Global media intelligence consultancy, K7 Media, has released a report surrounding the rapidly evolving area of brand-funded programming.
Titled Brand Funded Programming: Why it Matters Now, the report shines a light on the way in which the pandemic has swiftly accelerated a change in attitudes, making brand funded content a necessity for many cash-strapped broadcasters.
K7 Media reports that as TV viewing has rocketed becase of enforced confinement, so has the demand for new TV programmes. As a result of the pandemic, many brands have been forced to slash their marketing budgets and traditional advertising spend has been squeezed – with brand funded programming stepping in to fill the void.
Samantha Glynne, Global Senior Vice President of Branded Entertainment at Fremantle, says: “Content is a great way to highlight brand purpose – much more effective than a 30 second spot. So brands that have had a story to tell during Covid times, about their place in the community for example, can really benefit from branded entertainment now. That could be Unilever, P&G, Amazon, or other e-commerce brands.”
This move towards a subtler, more integrated approach to brand involvement in programming is true in other territories, even well-established Asian markets. Urvashi Khanna, Head of Content at Lenskart, India, is quoted in the report, saying: “Advertising for India is still quantified by the number of views whereas in other parts of the world, people really want to indulge with the brand in terms of the story. Storytelling is however picking up in India.”
And the global interest is such that different territories are now finally trying to co-produce and navigate differing regulations across a single piece of content.
Donovan Chan, Creative Director of Beach House Pictures in Singapore is quoted in the report, talking about their joint production of Ed Stafford: First Man Out (pictured) for Discovery and Bilibili in China: “We proved that survival shows do work in China and we also proved that branded survival shows also work there. And ultimately that it was possible to make two different versions and still make the Chinese version feel appropriate by making sure the Chinese characters worked well together with the international characters. So we crossed a lot of barriers with that one project and learnt so much about how the Chinese love branded content and how these models can work for future productions. ”
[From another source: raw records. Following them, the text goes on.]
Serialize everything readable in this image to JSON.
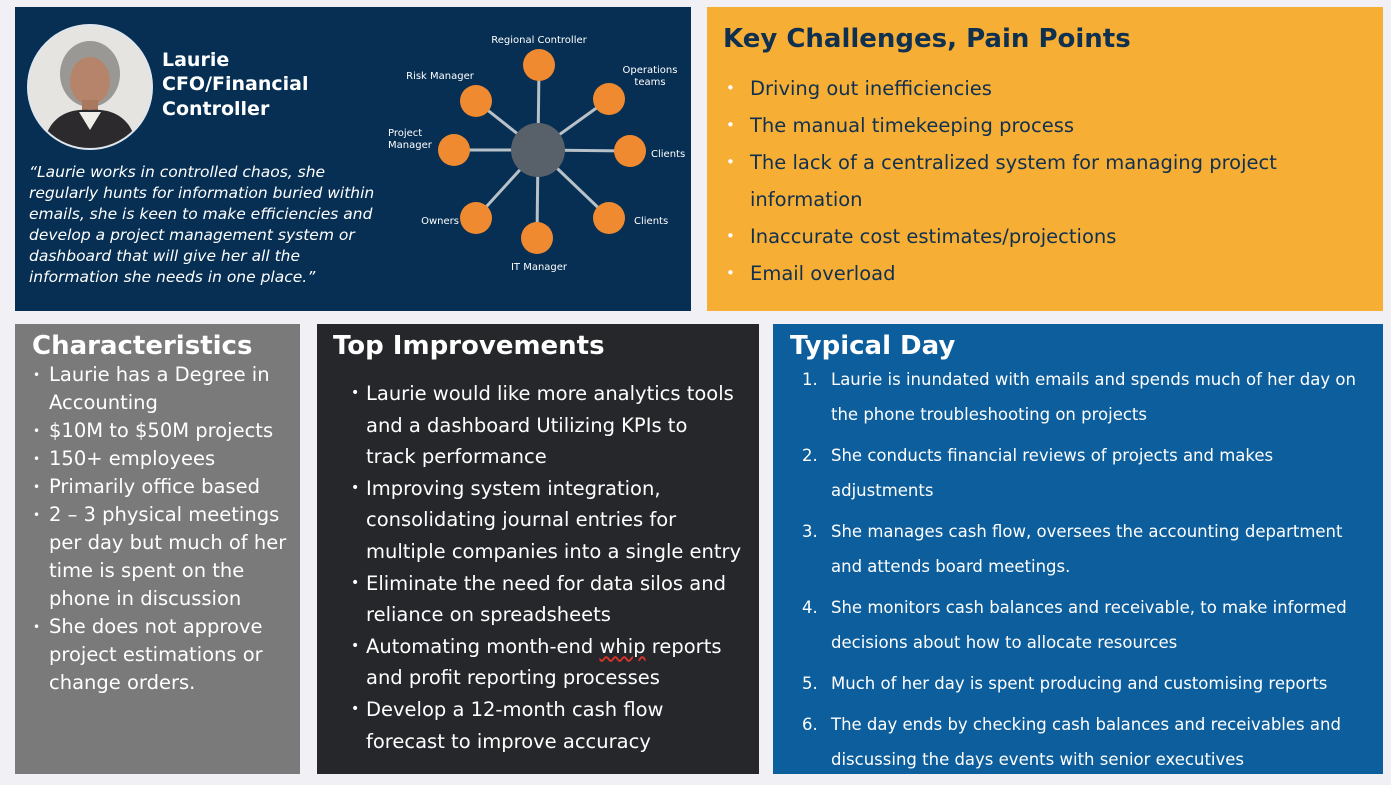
{
  "profile": {
    "name": "Laurie",
    "role": "CFO/Financial Controller",
    "quote": "“Laurie works in controlled chaos, she regularly hunts for information buried within emails, she is keen to make efficiencies and develop a project management system or dashboard that will give her all the information she needs in one place.”",
    "network_nodes": [
      {
        "label": "Regional Controller"
      },
      {
        "label": "Operations teams"
      },
      {
        "label": "Clients"
      },
      {
        "label": "Clients"
      },
      {
        "label": "IT Manager"
      },
      {
        "label": "Owners"
      },
      {
        "label": "Project Manager"
      },
      {
        "label": "Risk Manager"
      }
    ],
    "colors": {
      "panel": "#062f53",
      "node": "#f08a30",
      "hub": "#58606a",
      "spoke": "#b8c0c8"
    }
  },
  "challenges": {
    "title": "Key Challenges, Pain Points",
    "items": [
      "Driving out inefficiencies",
      "The manual timekeeping process",
      "The lack of a centralized system for managing project information",
      "Inaccurate cost estimates/projections",
      "Email overload"
    ],
    "color": "#f6ae35"
  },
  "characteristics": {
    "title": "Characteristics",
    "items": [
      "Laurie has a Degree in Accounting",
      "$10M to $50M projects",
      "150+ employees",
      "Primarily office based",
      "2 – 3 physical meetings per day but much of her time is spent on the phone in discussion",
      "She does not approve project estimations or change orders."
    ],
    "color": "#7a7a7a"
  },
  "improvements": {
    "title": "Top Improvements",
    "items": [
      "Laurie would like more analytics tools and a dashboard Utilizing KPIs to track performance",
      "Improving system integration, consolidating journal entries for multiple companies into a single entry",
      "Eliminate the need for data silos and reliance on spreadsheets",
      {
        "before": "Automating month-end ",
        "flagged": "whip",
        "after": " reports and profit reporting processes"
      },
      "Develop a 12-month cash flow forecast to improve accuracy"
    ],
    "color": "#25272b"
  },
  "typical_day": {
    "title": "Typical Day",
    "items": [
      {
        "num": "1.",
        "text": "Laurie is inundated with emails and spends much of her day on the phone troubleshooting on projects"
      },
      {
        "num": "2.",
        "text": "She conducts financial reviews of projects and makes adjustments"
      },
      {
        "num": "3.",
        "text": "She manages cash flow, oversees the accounting department and attends board meetings."
      },
      {
        "num": "4.",
        "text": "She monitors cash balances and receivable, to make informed decisions about how to allocate resources"
      },
      {
        "num": "5.",
        "text": "Much of her day is spent producing and customising reports"
      },
      {
        "num": "6.",
        "text": "The day ends by checking cash balances and receivables and discussing the days events with senior executives"
      }
    ],
    "color": "#0d5e9d"
  }
}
Discussing the report, Thompson said: “We’ve seen brands move away from traditional advertising for some time now, as consumers are engaging in a very different way. This shift in consumer behaviour, coupled with the effects of the pandemic on the TV industry, has seen brand funded programming benefit significantly. The cloud of Covid certainly has its silver lining in terms of the opportunities for brands, producers and broadcasters to collaborate on the right projects.”